America's drive toward equal rights for women could gain impetus from the forthcoming Reagan campaign even though doubts were raised by the platform controversy on the issue. Reasons for hope emerged as rights advocates, including Mr. Reagan's own daughter Maureen, made their concerns plain to him during the convention, and he responded with a statement of support.
If he follows through on it as a campaigner, he could help Americans understand how to reduce discrimination against women without waiting for the proposed ERA.
For example, he could spell out some of the federal and state laws he believes would address remaining areas of discrimination more speedily and sensitively than court decisions based on an Equal Rights Amendment. He need not wait to be president to start fulfilling his pledge to seek out and correct discriminatory federal laws; the US Civil Rights Commission has already cited hundreds of them as a reason for ratifying the ERA.

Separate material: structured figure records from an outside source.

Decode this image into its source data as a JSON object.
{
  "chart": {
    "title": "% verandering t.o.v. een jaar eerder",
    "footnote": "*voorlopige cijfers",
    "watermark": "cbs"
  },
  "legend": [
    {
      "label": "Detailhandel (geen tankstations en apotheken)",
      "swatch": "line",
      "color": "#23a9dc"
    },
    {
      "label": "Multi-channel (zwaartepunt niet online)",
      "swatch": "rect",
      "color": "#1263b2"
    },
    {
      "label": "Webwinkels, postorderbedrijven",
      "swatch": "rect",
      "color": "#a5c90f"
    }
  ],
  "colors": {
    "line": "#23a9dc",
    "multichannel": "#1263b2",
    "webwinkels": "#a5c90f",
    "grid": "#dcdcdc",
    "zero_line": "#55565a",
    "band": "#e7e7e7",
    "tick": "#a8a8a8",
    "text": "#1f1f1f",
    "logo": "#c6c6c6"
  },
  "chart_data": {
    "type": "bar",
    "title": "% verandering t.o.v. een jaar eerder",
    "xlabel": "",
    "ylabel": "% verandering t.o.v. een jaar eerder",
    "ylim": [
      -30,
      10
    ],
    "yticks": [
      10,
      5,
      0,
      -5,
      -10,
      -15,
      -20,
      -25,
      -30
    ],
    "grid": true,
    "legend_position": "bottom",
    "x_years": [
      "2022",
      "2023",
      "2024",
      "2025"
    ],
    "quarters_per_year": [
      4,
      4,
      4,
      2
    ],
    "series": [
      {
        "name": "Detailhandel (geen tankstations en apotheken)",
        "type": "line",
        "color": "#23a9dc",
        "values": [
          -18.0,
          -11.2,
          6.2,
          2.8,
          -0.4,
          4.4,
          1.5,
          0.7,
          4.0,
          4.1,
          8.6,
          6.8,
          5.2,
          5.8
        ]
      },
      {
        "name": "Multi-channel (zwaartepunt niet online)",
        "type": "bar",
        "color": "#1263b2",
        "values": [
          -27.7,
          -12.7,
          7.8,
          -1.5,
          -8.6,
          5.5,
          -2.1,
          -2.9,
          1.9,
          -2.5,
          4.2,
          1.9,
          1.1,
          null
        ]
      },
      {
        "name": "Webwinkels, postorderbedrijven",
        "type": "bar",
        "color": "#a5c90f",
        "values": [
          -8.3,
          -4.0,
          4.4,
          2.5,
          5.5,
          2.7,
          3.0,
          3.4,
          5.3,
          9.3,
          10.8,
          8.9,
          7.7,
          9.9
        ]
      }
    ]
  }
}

As for the platform's equal rights plank, which abandons the party's long support of the ERA, he calls it the most comprehensive plank the GOP has ever had. Sen. Nancy Kassebaum, a staunch ERA supporter, says the plank's proposals do offer means for progress but not if the party and its candidates simply leave them there without going to bat for them. Of course, not only Republicans could come to the aid of the republic by speaking and acting effectively on rights.

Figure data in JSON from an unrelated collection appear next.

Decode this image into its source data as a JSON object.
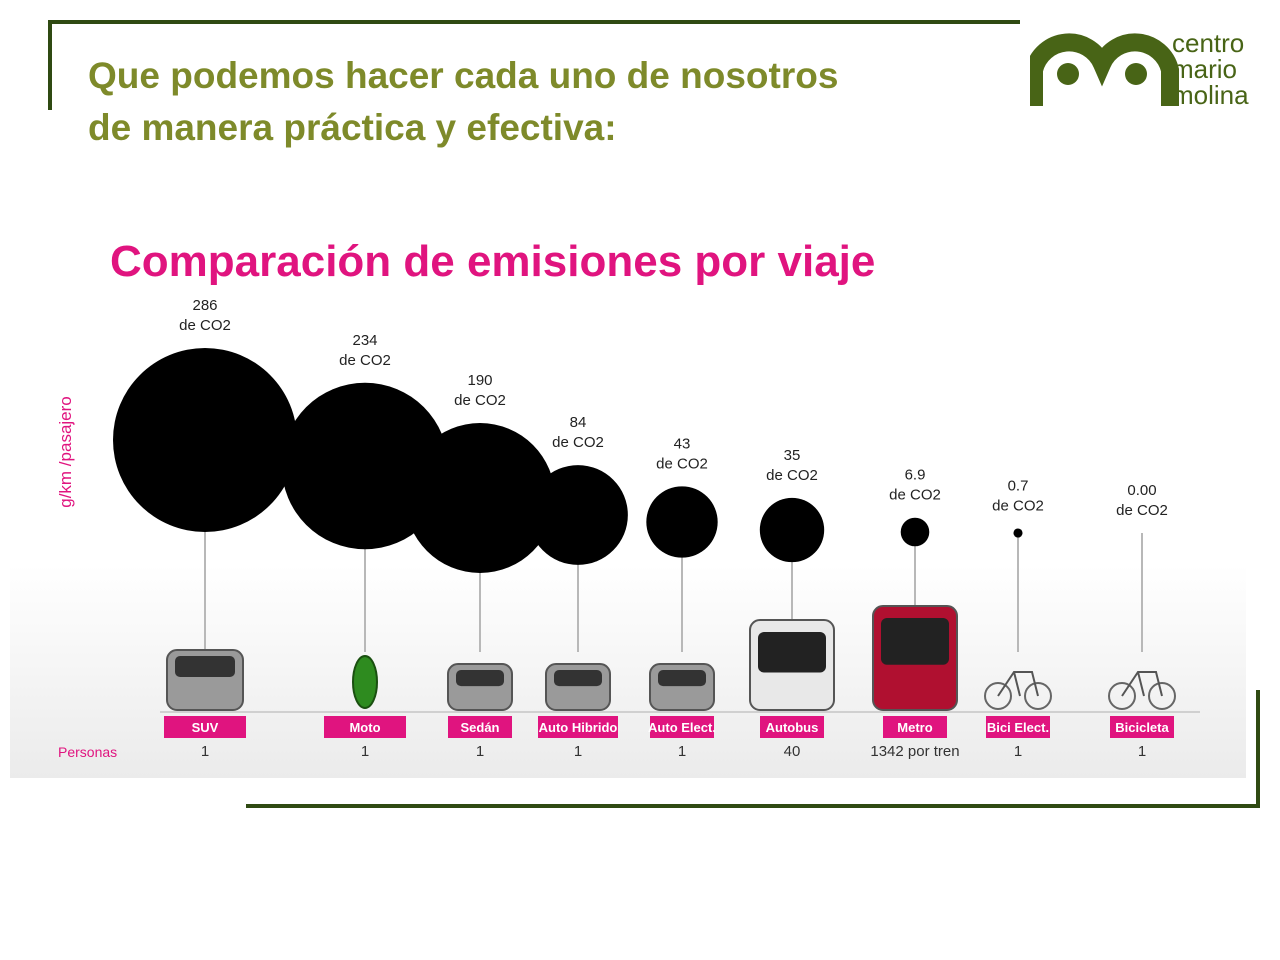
{
  "header": {
    "title_line1": "Que podemos hacer cada uno de nosotros",
    "title_line2": "de manera práctica y efectiva:"
  },
  "logo": {
    "line1": "centro",
    "line2": "mario",
    "line3": "molina",
    "color": "#486416"
  },
  "colors": {
    "accent": "#e0147f",
    "frame": "#2f4a12",
    "bubble": "#000000"
  },
  "chart_data": {
    "type": "bubble",
    "title": "Comparación de emisiones por viaje",
    "ylabel": "g/km /pasajero",
    "row_label": "Personas",
    "categories": [
      "SUV",
      "Moto",
      "Sedán",
      "Auto Hibrido",
      "Auto Elect.",
      "Autobus",
      "Metro",
      "Bici Elect.",
      "Bicicleta"
    ],
    "series": [
      {
        "values": [
          286,
          234,
          190,
          84,
          43,
          35,
          6.9,
          0.7,
          0.0
        ]
      }
    ],
    "value_labels": [
      "286",
      "234",
      "190",
      "84",
      "43",
      "35",
      "6.9",
      "0.7",
      "0.00"
    ],
    "unit_label": "de CO2",
    "personas": [
      "1",
      "1",
      "1",
      "1",
      "1",
      "40",
      "1342 por tren",
      "1",
      "1"
    ],
    "icons": [
      "suv-icon",
      "motorcycle-icon",
      "sedan-icon",
      "hybrid-car-icon",
      "electric-car-icon",
      "bus-icon",
      "metro-train-icon",
      "electric-bike-icon",
      "bicycle-icon"
    ]
  }
}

Maureen Reagan says she will continue her fight for the ERA even as she campaigns for her father. "Anyone who wants to stop me will have to outlive me, " she adds. She ruefully smiles and recalls she has been trying to convince her father to back the ERA for years. But she makes the best of the platform bu suggesting that a simple endorsement of ERA would not prompt as much action as the present elaboration of issues that must be addressed now with or without the ERA.
"I don't think equality is a debatable issue," she says with another Reagan smile. "But that's my opinion." It's ours, too. But the GOP convention illustrated that the means to equality are indeed debatable. The point is to be sure not to leave the equality waiting until every debate is settled.